Energy Systems Dedicates First Company-Owned Microturbine Site
EMERYVILLE, CA (INGERSOLL RAND NEWS SERVICE) -- Ingersoll Rand Energy Systems hosted an open house and dedication in September for its first company-owned microturbine project that sells electricity and thermal energy to its client. Located in Emeryville, CA, the 750 kW alternative energy project serves EmeryStation, a 440,000-square-foot office, laboratory and retail development designed to support its primarily life sciences and technology-based tenant roster.
Energy Systems' Emeryville site consists of three 250 kW Ingersoll Rand microturbines that co-generate electricity and hot water for process and space heating. Commissioned in March 2006, the project provides two facilities, EmeryStation 1 and EmeryStation North, with more than 30 percent of base-load power and 80 percent of the thermal load.
Wareham Development, the developer and manager of the site, and its clients, benefit from energy and operating savings; more reliable power, with a reduction of load on the grid; and an ultra-clean, green energy source.
EmeryStation's biotech tenants require round-the-clock electricity and heat, resulting in an excellent value proposition for Energy Systems.

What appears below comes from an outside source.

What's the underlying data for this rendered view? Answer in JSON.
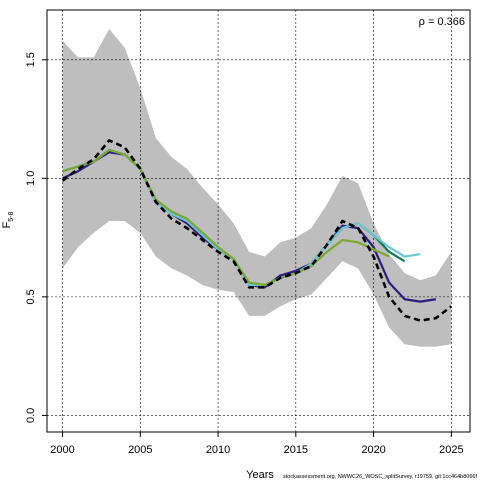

Under the terms of the contract, Ingersoll Rand owns and operates the microturbine project and sells electricity and thermal energy to its client at a discounted rate. This type of agreement is also referred to as an Environmental and Energy Services Company (EESCo). While generating revenue for Ingersoll Rand, an EESCo also reduces the risk to the client.

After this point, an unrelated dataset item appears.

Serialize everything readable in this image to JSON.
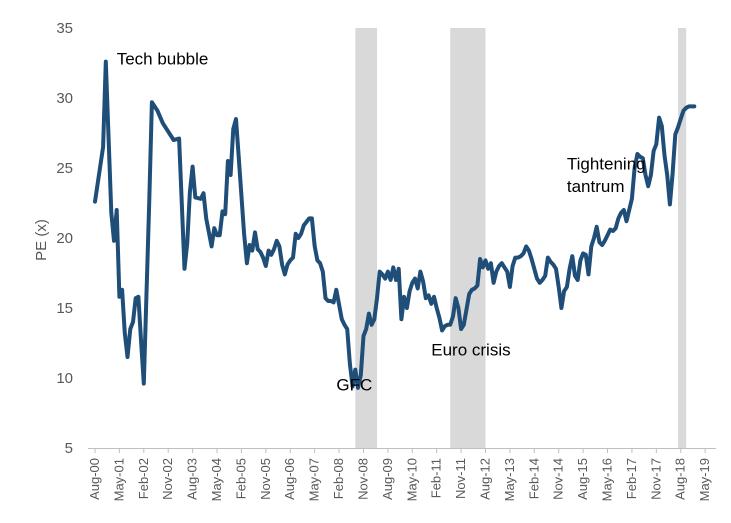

The dedication was attended by Geoff Sears, partner, Wareham Development; City of Emeryville Mayor Ruth Atkin; Bill Sawyers, executive vice president and chief administrative officer of the Ernest Gallo Clinic and Research Center, a nationally recognized neuroscience research facility based at EmeryStation; local business leaders and potential clients. Representatives from Energy Systems and regional Security Technology sales managers also attended.
During the ceremony, Sears spoke about the significance of the alternative energy project to Wareham's philosophy of ensuring the health of its assets, both economically and environmentally. Mayor Atkin spoke about the City of Emeryville's commitment to environmental sustainability.
Combined, the three Ingersoll Rand MT250 microturbines generate enough electricity to power 100 homes, while offsetting 241 tons (219 metric tons) of carbon dioxide emissions every year. This is equivalent to planting 55 acres (0.22 square kilometers) of forest or taking 31 cars off the road.